An der Beziehung der Türkei und der EU zeigt sich jedoch vor allem etwas Grösseres: Vielleicht war kein anderes Land für die EU so nützlich dabei, eine eigene Identität, ihre viel beschworenen Werte zu definieren. «Weil jede Suche nach der eigenen Identität in Abgrenzung zum Anderen passiert, ist Identitätspolitik auch immer und notwendigerweise eine Politik, die die Unterschiede erst erzeugt», schrieb die US-Politologin Seyla Benhabib über solche Mechanismen.

Das perfekte Instrument

Irgendwann hatten die meisten EuropäerInnen beinahe vergessen, dass es die Debatte um den türkischen EU-Beitritt je gegeben hatte. Doch angesichts des Flüchtlingstrecks nach Europa rückte Ankara im vergangenen Jahr wieder in den Fokus der Aufmerksamkeit. Innerhalb weniger Monate flog Angela Merkel im Spätherbst 2015 mehrmals in die Türkei und liess sich medienwirksam mit Erdogan ablichten, der inzwischen Präsident war. Die seit Jahren eingefrorenen Verhandlungen wurden wieder aufgenommen, die seit Jahrzehnten versprochene Visafreiheit für türkische BürgerInnen, die umgekehrt übrigens schon längst galt, sollte endlich Realität werden. Die EU zahlte jedoch einen hohen Preis, damit Erdogan die Flüchtlinge von Europas Aussengrenzen fernhielt: Sie machte sich vom türkischen Machthaber abhängig, gab ihm mit dem Streit um die Visafreiheit ein perfektes Druckmittel in die Hand. Und inzwischen steht der schmutzige Deal mit dem Leben der Flüchtlinge ohnehin vor dem Aus.
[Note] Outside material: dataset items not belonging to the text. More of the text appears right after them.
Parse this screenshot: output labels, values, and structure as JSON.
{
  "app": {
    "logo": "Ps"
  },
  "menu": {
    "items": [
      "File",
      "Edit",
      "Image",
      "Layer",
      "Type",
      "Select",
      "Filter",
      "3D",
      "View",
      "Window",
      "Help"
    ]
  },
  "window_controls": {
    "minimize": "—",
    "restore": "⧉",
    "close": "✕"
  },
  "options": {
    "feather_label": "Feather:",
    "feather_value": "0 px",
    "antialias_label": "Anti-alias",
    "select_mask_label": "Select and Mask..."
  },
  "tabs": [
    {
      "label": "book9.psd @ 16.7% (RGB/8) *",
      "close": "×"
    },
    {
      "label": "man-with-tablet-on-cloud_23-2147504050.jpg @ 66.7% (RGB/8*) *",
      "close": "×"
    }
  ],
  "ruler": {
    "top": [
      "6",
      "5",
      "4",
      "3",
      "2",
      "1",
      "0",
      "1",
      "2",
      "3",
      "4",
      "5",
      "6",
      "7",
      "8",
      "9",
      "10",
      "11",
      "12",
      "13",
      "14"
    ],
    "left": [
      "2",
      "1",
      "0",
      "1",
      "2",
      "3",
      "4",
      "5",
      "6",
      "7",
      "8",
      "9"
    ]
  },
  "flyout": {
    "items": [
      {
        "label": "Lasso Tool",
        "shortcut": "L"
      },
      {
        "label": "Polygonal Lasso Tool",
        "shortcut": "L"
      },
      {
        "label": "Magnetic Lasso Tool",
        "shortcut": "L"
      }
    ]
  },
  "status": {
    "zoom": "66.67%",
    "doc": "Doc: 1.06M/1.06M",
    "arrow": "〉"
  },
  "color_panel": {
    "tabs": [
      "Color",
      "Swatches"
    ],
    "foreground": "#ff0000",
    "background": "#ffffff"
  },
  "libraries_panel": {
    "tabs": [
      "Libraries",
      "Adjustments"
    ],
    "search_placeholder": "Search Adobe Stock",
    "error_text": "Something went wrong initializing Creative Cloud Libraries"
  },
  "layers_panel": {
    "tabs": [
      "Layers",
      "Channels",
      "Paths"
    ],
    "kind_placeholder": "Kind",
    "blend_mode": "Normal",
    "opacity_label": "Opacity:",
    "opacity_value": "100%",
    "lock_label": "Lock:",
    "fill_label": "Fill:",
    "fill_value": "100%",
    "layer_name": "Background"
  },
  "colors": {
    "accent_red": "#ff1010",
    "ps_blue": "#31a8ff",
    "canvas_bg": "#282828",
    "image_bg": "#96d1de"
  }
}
Letztlich hat die EU mit ihrer Zickzackstrategie von Nähe und Distanz über die Jahrzehnte viele Hoffnungen progressiver Kräfte in der Türkei enttäuscht und so Symphatien verspielt. Doch zugleich bot die Lobhudelei der EU in Bezug auf sich selbst für diese Kräfte auch Anschlusspotenzial. «Für uns war Europa mehr als nur ein Ort, um Arbeit zu finden, mit dem wir Handel treiben konnten oder dessen Investoren wir anzulocken versuchten; es war in erster Linie ein Leuchtfeuer der Zivilisation», sagte der türkische Bestsellerautor Orhan Pamuk 2012 an einer Preisverleihung in Kopenhagen. Ob die EU weiterhin ein positiver Fixpunkt für die progressiven Kräfte bleibt, wird sich nach ihrer neuerlichen Kehrtwende weisen.